Michael Sheen, who once was a guest editor for New Statesman in 2022, explained why the British Secretary of State for Business and Trade is wrong about his hometown Port Talbot:
On a recent February morning, I woke up to find I was wrong. Not a particularly uncommon experience in itself, but unusual to discover that on this occasion I was being publicly accused of it by the Secretary of State for Business and Trade. “Michael Sheen has said that ‘the people of Port Talbot have been let down’,” Kemi Badenoch wrote in the Daily Mail. “But he is wrong.”
It was a big day. I spent all of last year directing a three-part drama series for the BBC called The Way, which was to air that night. It begins in my hometown of Port Talbot, where a strike at the local steelworks becomes the spark that ignites a violent descent into national chaos. Clearly, Ms Badenoch had been given a sneak peek of the series before forming quite a strong opinion on it. But no: reading her article, Ms Badenoch admits that she hadn’t watched it at all. Why let a total lack of information prevent a full-throated denouncement, eh? Presumably, she also assumes that we managed to write, film and edit the entire series after Tata Steel announced the imminent loss of some 2,500 jobs at the steelworks mere weeks ago.
While the winds of change have only been blowing in one direction for many years, the events in our story were dreamed up some years ago and act as a fictional catalyst for all that follows. Surely even Tory ministers understand there is no VIP fast lane for making a TV series. This isn’t a PPE contract, after all…
Nothing to see here
After that episode aired, it occurred to me that such shenanigans in the right-wing press could have been about a couple of things. Since the ITV drama about the Post Office scandal, Mr Bates vs The Post Office, caused public outrage, I imagine the government has a new fear of the impact a TV show can have. A pre-emptive strike against a series it perceives to be criticising its actions around the steel industry must have seemed a useful tactic.
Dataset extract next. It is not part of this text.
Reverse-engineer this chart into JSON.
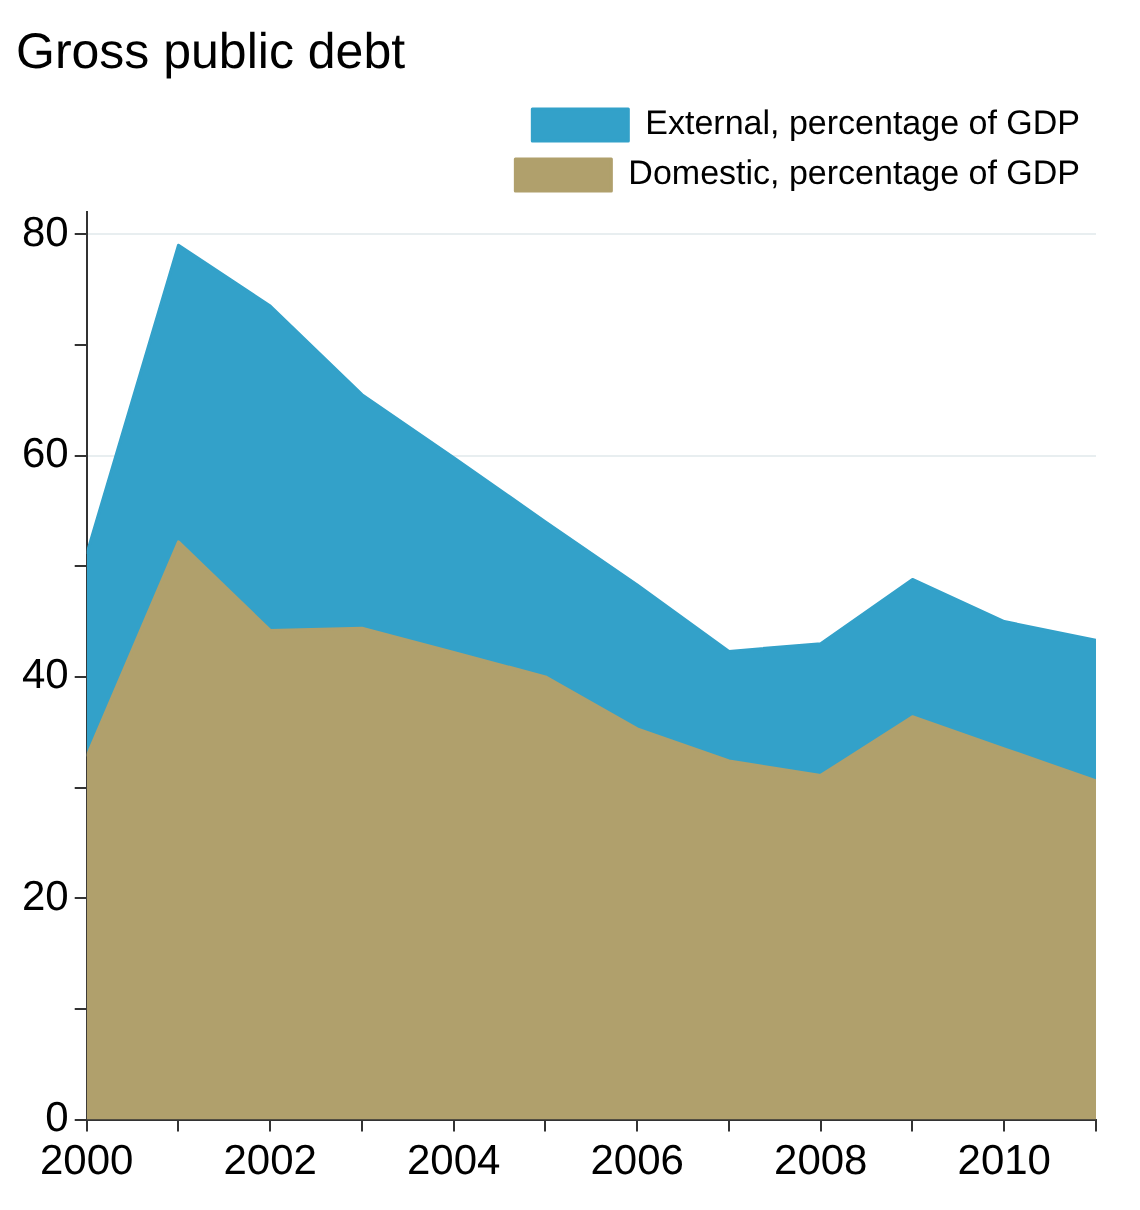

And, having seen Breathtaking – based on Rachel Clarke’s memoir of how the Covid crisis unfolded in the NHS, which aired on ITV the same night as The Way – I wonder if her piece was an attempt to distract attention away from more dangerous territory.
It gave Ms Badenoch a chance to trot out her line about how the people of Port Talbot should be grateful for all that the government is doing to save the steel industry, not moaning about the impact job losses will have on their community. But the people of Port Talbot have been let down, no matter what Ms Badenoch wants us to think. Not by any single entity, but by years of neglect. That she immediately assumed my comments referred to her and her government tells its own story. In the words of a much older drama than mine: the lady doth protest too much, methinks.
Then and Nye
“This crisis is a privateering racket with your friends lining their pockets!” No, not an accusation against Boris Johnson, but something I currently say to Winston Churchill every night. We opened a new play called Nye at the National Theatre this week. I play Aneurin (“Nye”) Bevan, who attacks the prime minister for turning a wartime crisis into a money-making scheme for him and his cronies. It’s one of many moments in the play that seem to speak to past and present at the same time.
The entanglement of “now” and “then” is heightened by the fact that I am wearing pyjamas. Nye is lying unconscious in his hospital bed at the end of his life, and we follow him through a dream of his past. He wanders from childhood memories of overcoming his stutter in Tredegar library to his meteoric rise through local politics, to becoming the youngest member of Clement Attlee’s pioneering postwar cabinet. And, of course, as minister for health, his tumultuous birthing of the NHS on 5 July 1948. It’s an extraordinary, surprising
and moving experience telling this story on stage each night. That shared space between actors and audience, where all is felt but unseen, crackles with electricity.Once more, with feeling
It seems that exploring the motives of politicians, the uses and abuses of political power, and the quest for justice that saw the creation of the NHS taps into deep wells of emotion. Like the pockets of gas that miners feared within the coal seam, their release brings risk and reward. At a recent show, we had three instances of people needing to be helped out of the theatre, the final one forcing us to pause the show moments from its end. Thankfully, it was nothing more serious than someone fainting. But emotions are running high.
I’m more than happy to invite Ms Badenoch to a performance. But I realise, of course, there’s no guarantee she would make it to the end.